Как прикажете аттестовать холст Эль Греко «Похороны графа Оргаса», мистерию и костюмную постановку? Это пример стиля барокко, маньеризма или реализма? Годится любое определение. Никола Пуссен – величайший художник барокко, он же великий реалист, но скажите – эффекты античной сценографии, разве они не свойственны маньеризму? Болонская академия братьев Карраччи стала примером академического рисования на столетия, но как определить это рисование? Что такое болонский академизм – реализм это или маньеризм? Правила школы построены на умозрительном шаблоне, создан искусственный язык, в нем не меньше манерных приемов, чем в маньеризме. Рембрандтовский рассказ о судьбе человека безыскусен, однако «Ночной дозор» – на редкость постановочное произведение. Разве это не типичная маньеристическая жанровая сцена? Следует считать Веласкеса реалистом на основании картины «Сдача Бреды» и портретов шутов, или надо признать, что художник отдал дань маньеризму в театральной композиции «Менин»? Бесконечный парад зеркальных отражений – это разве реализм? И что сказать о вездесущем Рубенсе, о сочетании плотной, предметной, откровенно плотской живописи с экзотической декорацией? Что есть его знаменитые охоты на бегемотов и львов, как не классика маньеризма?
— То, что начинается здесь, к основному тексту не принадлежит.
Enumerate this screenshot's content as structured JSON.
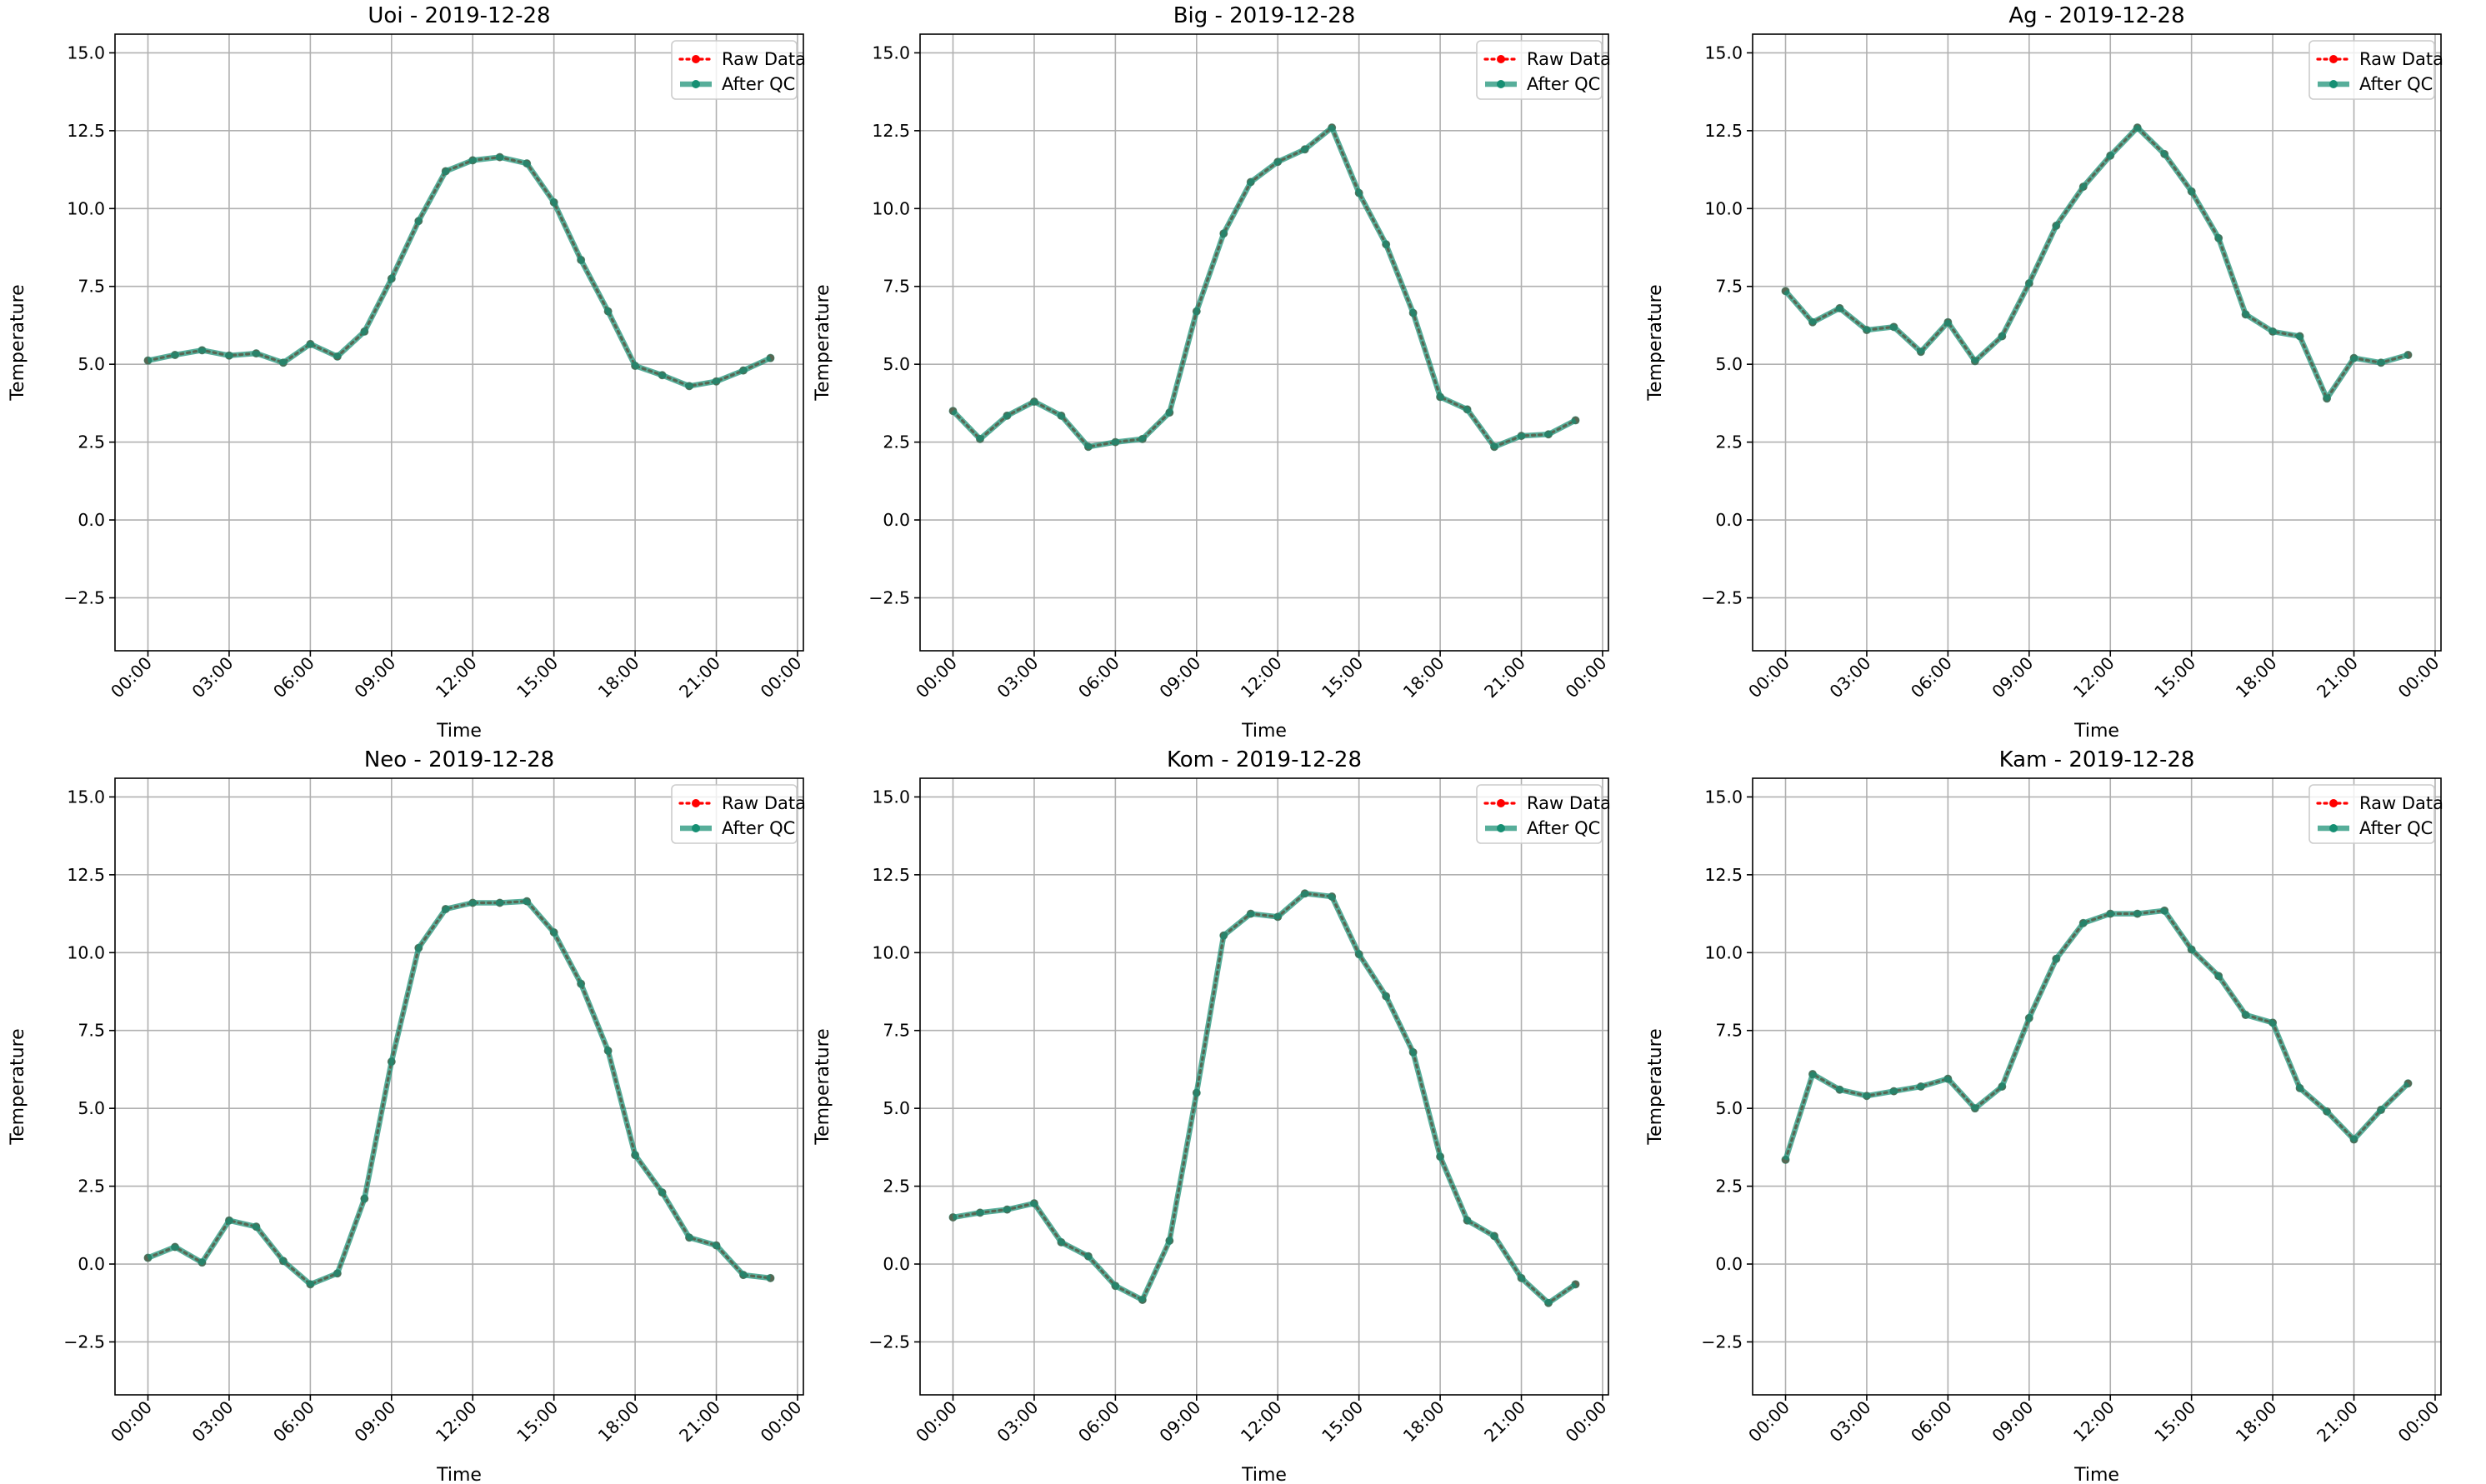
{
  "colors": {
    "raw": "#ff0000",
    "qc": "#168f73",
    "grid": "#b0b0b0",
    "frame": "#000000"
  },
  "chart_data": [
    {
      "type": "line",
      "title": "Uoi - 2019-12-28",
      "xlabel": "Time",
      "ylabel": "Temperature",
      "x_tick_labels": [
        "00:00",
        "03:00",
        "06:00",
        "09:00",
        "12:00",
        "15:00",
        "18:00",
        "21:00",
        "00:00"
      ],
      "y_tick_labels": [
        "−2.5",
        "0.0",
        "2.5",
        "5.0",
        "7.5",
        "10.0",
        "12.5",
        "15.0"
      ],
      "xlim": [
        "2019-12-27 22:47",
        "2019-12-29 00:13"
      ],
      "ylim": [
        -4.2,
        15.6
      ],
      "grid": true,
      "legend_position": "upper right",
      "legend": [
        "Raw Data",
        "After QC"
      ],
      "x": [
        "00:00",
        "01:00",
        "02:00",
        "03:00",
        "04:00",
        "05:00",
        "06:00",
        "07:00",
        "08:00",
        "09:00",
        "10:00",
        "11:00",
        "12:00",
        "13:00",
        "14:00",
        "15:00",
        "16:00",
        "17:00",
        "18:00",
        "19:00",
        "20:00",
        "21:00",
        "22:00",
        "23:00"
      ],
      "series": [
        {
          "name": "Raw Data",
          "values": [
            5.12,
            5.3,
            5.45,
            5.28,
            5.35,
            5.05,
            5.65,
            5.25,
            6.05,
            7.75,
            9.6,
            11.2,
            11.55,
            11.65,
            11.45,
            10.2,
            8.35,
            6.7,
            4.95,
            4.65,
            4.3,
            4.45,
            4.8,
            5.2
          ]
        },
        {
          "name": "After QC",
          "values": [
            5.12,
            5.3,
            5.45,
            5.28,
            5.35,
            5.05,
            5.65,
            5.25,
            6.05,
            7.75,
            9.6,
            11.2,
            11.55,
            11.65,
            11.45,
            10.2,
            8.35,
            6.7,
            4.95,
            4.65,
            4.3,
            4.45,
            4.8,
            5.2
          ]
        }
      ]
    },
    {
      "type": "line",
      "title": "Big - 2019-12-28",
      "xlabel": "Time",
      "ylabel": "Temperature",
      "x_tick_labels": [
        "00:00",
        "03:00",
        "06:00",
        "09:00",
        "12:00",
        "15:00",
        "18:00",
        "21:00",
        "00:00"
      ],
      "y_tick_labels": [
        "−2.5",
        "0.0",
        "2.5",
        "5.0",
        "7.5",
        "10.0",
        "12.5",
        "15.0"
      ],
      "xlim": [
        "2019-12-27 22:47",
        "2019-12-29 00:13"
      ],
      "ylim": [
        -4.2,
        15.6
      ],
      "grid": true,
      "legend_position": "upper right",
      "legend": [
        "Raw Data",
        "After QC"
      ],
      "x": [
        "00:00",
        "01:00",
        "02:00",
        "03:00",
        "04:00",
        "05:00",
        "06:00",
        "07:00",
        "08:00",
        "09:00",
        "10:00",
        "11:00",
        "12:00",
        "13:00",
        "14:00",
        "15:00",
        "16:00",
        "17:00",
        "18:00",
        "19:00",
        "20:00",
        "21:00",
        "22:00",
        "23:00"
      ],
      "series": [
        {
          "name": "Raw Data",
          "values": [
            3.5,
            2.6,
            3.35,
            3.8,
            3.35,
            2.35,
            2.5,
            2.6,
            3.45,
            6.7,
            9.2,
            10.85,
            11.5,
            11.9,
            12.6,
            10.5,
            8.85,
            6.65,
            3.95,
            3.55,
            2.35,
            2.7,
            2.75,
            3.2
          ]
        },
        {
          "name": "After QC",
          "values": [
            3.5,
            2.6,
            3.35,
            3.8,
            3.35,
            2.35,
            2.5,
            2.6,
            3.45,
            6.7,
            9.2,
            10.85,
            11.5,
            11.9,
            12.6,
            10.5,
            8.85,
            6.65,
            3.95,
            3.55,
            2.35,
            2.7,
            2.75,
            3.2
          ]
        }
      ]
    },
    {
      "type": "line",
      "title": "Ag - 2019-12-28",
      "xlabel": "Time",
      "ylabel": "Temperature",
      "x_tick_labels": [
        "00:00",
        "03:00",
        "06:00",
        "09:00",
        "12:00",
        "15:00",
        "18:00",
        "21:00",
        "00:00"
      ],
      "y_tick_labels": [
        "−2.5",
        "0.0",
        "2.5",
        "5.0",
        "7.5",
        "10.0",
        "12.5",
        "15.0"
      ],
      "xlim": [
        "2019-12-27 22:47",
        "2019-12-29 00:13"
      ],
      "ylim": [
        -4.2,
        15.6
      ],
      "grid": true,
      "legend_position": "upper right",
      "legend": [
        "Raw Data",
        "After QC"
      ],
      "x": [
        "00:00",
        "01:00",
        "02:00",
        "03:00",
        "04:00",
        "05:00",
        "06:00",
        "07:00",
        "08:00",
        "09:00",
        "10:00",
        "11:00",
        "12:00",
        "13:00",
        "14:00",
        "15:00",
        "16:00",
        "17:00",
        "18:00",
        "19:00",
        "20:00",
        "21:00",
        "22:00",
        "23:00"
      ],
      "series": [
        {
          "name": "Raw Data",
          "values": [
            7.35,
            6.35,
            6.8,
            6.1,
            6.2,
            5.4,
            6.35,
            5.1,
            5.9,
            7.6,
            9.45,
            10.7,
            11.7,
            12.6,
            11.75,
            10.55,
            9.05,
            6.6,
            6.05,
            5.9,
            3.9,
            5.2,
            5.05,
            5.3
          ]
        },
        {
          "name": "After QC",
          "values": [
            7.35,
            6.35,
            6.8,
            6.1,
            6.2,
            5.4,
            6.35,
            5.1,
            5.9,
            7.6,
            9.45,
            10.7,
            11.7,
            12.6,
            11.75,
            10.55,
            9.05,
            6.6,
            6.05,
            5.9,
            3.9,
            5.2,
            5.05,
            5.3
          ]
        }
      ]
    },
    {
      "type": "line",
      "title": "Neo - 2019-12-28",
      "xlabel": "Time",
      "ylabel": "Temperature",
      "x_tick_labels": [
        "00:00",
        "03:00",
        "06:00",
        "09:00",
        "12:00",
        "15:00",
        "18:00",
        "21:00",
        "00:00"
      ],
      "y_tick_labels": [
        "−2.5",
        "0.0",
        "2.5",
        "5.0",
        "7.5",
        "10.0",
        "12.5",
        "15.0"
      ],
      "xlim": [
        "2019-12-27 22:47",
        "2019-12-29 00:13"
      ],
      "ylim": [
        -4.2,
        15.6
      ],
      "grid": true,
      "legend_position": "upper right",
      "legend": [
        "Raw Data",
        "After QC"
      ],
      "x": [
        "00:00",
        "01:00",
        "02:00",
        "03:00",
        "04:00",
        "05:00",
        "06:00",
        "07:00",
        "08:00",
        "09:00",
        "10:00",
        "11:00",
        "12:00",
        "13:00",
        "14:00",
        "15:00",
        "16:00",
        "17:00",
        "18:00",
        "19:00",
        "20:00",
        "21:00",
        "22:00",
        "23:00"
      ],
      "series": [
        {
          "name": "Raw Data",
          "values": [
            0.2,
            0.55,
            0.05,
            1.4,
            1.2,
            0.1,
            -0.65,
            -0.3,
            2.1,
            6.5,
            10.15,
            11.4,
            11.6,
            11.6,
            11.65,
            10.65,
            9.0,
            6.85,
            3.5,
            2.3,
            0.85,
            0.6,
            -0.35,
            -0.45
          ]
        },
        {
          "name": "After QC",
          "values": [
            0.2,
            0.55,
            0.05,
            1.4,
            1.2,
            0.1,
            -0.65,
            -0.3,
            2.1,
            6.5,
            10.15,
            11.4,
            11.6,
            11.6,
            11.65,
            10.65,
            9.0,
            6.85,
            3.5,
            2.3,
            0.85,
            0.6,
            -0.35,
            -0.45
          ]
        }
      ]
    },
    {
      "type": "line",
      "title": "Kom - 2019-12-28",
      "xlabel": "Time",
      "ylabel": "Temperature",
      "x_tick_labels": [
        "00:00",
        "03:00",
        "06:00",
        "09:00",
        "12:00",
        "15:00",
        "18:00",
        "21:00",
        "00:00"
      ],
      "y_tick_labels": [
        "−2.5",
        "0.0",
        "2.5",
        "5.0",
        "7.5",
        "10.0",
        "12.5",
        "15.0"
      ],
      "xlim": [
        "2019-12-27 22:47",
        "2019-12-29 00:13"
      ],
      "ylim": [
        -4.2,
        15.6
      ],
      "grid": true,
      "legend_position": "upper right",
      "legend": [
        "Raw Data",
        "After QC"
      ],
      "x": [
        "00:00",
        "01:00",
        "02:00",
        "03:00",
        "04:00",
        "05:00",
        "06:00",
        "07:00",
        "08:00",
        "09:00",
        "10:00",
        "11:00",
        "12:00",
        "13:00",
        "14:00",
        "15:00",
        "16:00",
        "17:00",
        "18:00",
        "19:00",
        "20:00",
        "21:00",
        "22:00",
        "23:00"
      ],
      "series": [
        {
          "name": "Raw Data",
          "values": [
            1.5,
            1.65,
            1.75,
            1.95,
            0.7,
            0.25,
            -0.7,
            -1.15,
            0.75,
            5.5,
            10.55,
            11.25,
            11.15,
            11.9,
            11.8,
            9.95,
            8.6,
            6.8,
            3.45,
            1.4,
            0.9,
            -0.45,
            -1.25,
            -0.65
          ]
        },
        {
          "name": "After QC",
          "values": [
            1.5,
            1.65,
            1.75,
            1.95,
            0.7,
            0.25,
            -0.7,
            -1.15,
            0.75,
            5.5,
            10.55,
            11.25,
            11.15,
            11.9,
            11.8,
            9.95,
            8.6,
            6.8,
            3.45,
            1.4,
            0.9,
            -0.45,
            -1.25,
            -0.65
          ]
        }
      ]
    },
    {
      "type": "line",
      "title": "Kam - 2019-12-28",
      "xlabel": "Time",
      "ylabel": "Temperature",
      "x_tick_labels": [
        "00:00",
        "03:00",
        "06:00",
        "09:00",
        "12:00",
        "15:00",
        "18:00",
        "21:00",
        "00:00"
      ],
      "y_tick_labels": [
        "−2.5",
        "0.0",
        "2.5",
        "5.0",
        "7.5",
        "10.0",
        "12.5",
        "15.0"
      ],
      "xlim": [
        "2019-12-27 22:47",
        "2019-12-29 00:13"
      ],
      "ylim": [
        -4.2,
        15.6
      ],
      "grid": true,
      "legend_position": "upper right",
      "legend": [
        "Raw Data",
        "After QC"
      ],
      "x": [
        "00:00",
        "01:00",
        "02:00",
        "03:00",
        "04:00",
        "05:00",
        "06:00",
        "07:00",
        "08:00",
        "09:00",
        "10:00",
        "11:00",
        "12:00",
        "13:00",
        "14:00",
        "15:00",
        "16:00",
        "17:00",
        "18:00",
        "19:00",
        "20:00",
        "21:00",
        "22:00",
        "23:00"
      ],
      "series": [
        {
          "name": "Raw Data",
          "values": [
            3.35,
            6.1,
            5.6,
            5.4,
            5.55,
            5.7,
            5.95,
            5.0,
            5.7,
            7.9,
            9.8,
            10.95,
            11.25,
            11.25,
            11.35,
            10.1,
            9.25,
            8.0,
            7.75,
            5.65,
            4.9,
            4.0,
            4.95,
            5.8
          ]
        },
        {
          "name": "After QC",
          "values": [
            3.35,
            6.1,
            5.6,
            5.4,
            5.55,
            5.7,
            5.95,
            5.0,
            5.7,
            7.9,
            9.8,
            10.95,
            11.25,
            11.25,
            11.35,
            10.1,
            9.25,
            8.0,
            7.75,
            5.65,
            4.9,
            4.0,
            4.95,
            5.8
          ]
        }
      ]
    }
  ]
}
О да, великое не укладывается в схемы, гении выше классификации, они вмещают все стили сразу. Но творчество менее значительных мастеров вносит еще большую сумятицу в определение стилей. Бесконечные бодегонес (трактирные сцены испанского барокко), бассонки (инварианты библейских сцен а-ля Бассано), бамбочада (итальянские карнавальные фантазии) – это жанровый реализм, барочное многословие, маньеристический театр?..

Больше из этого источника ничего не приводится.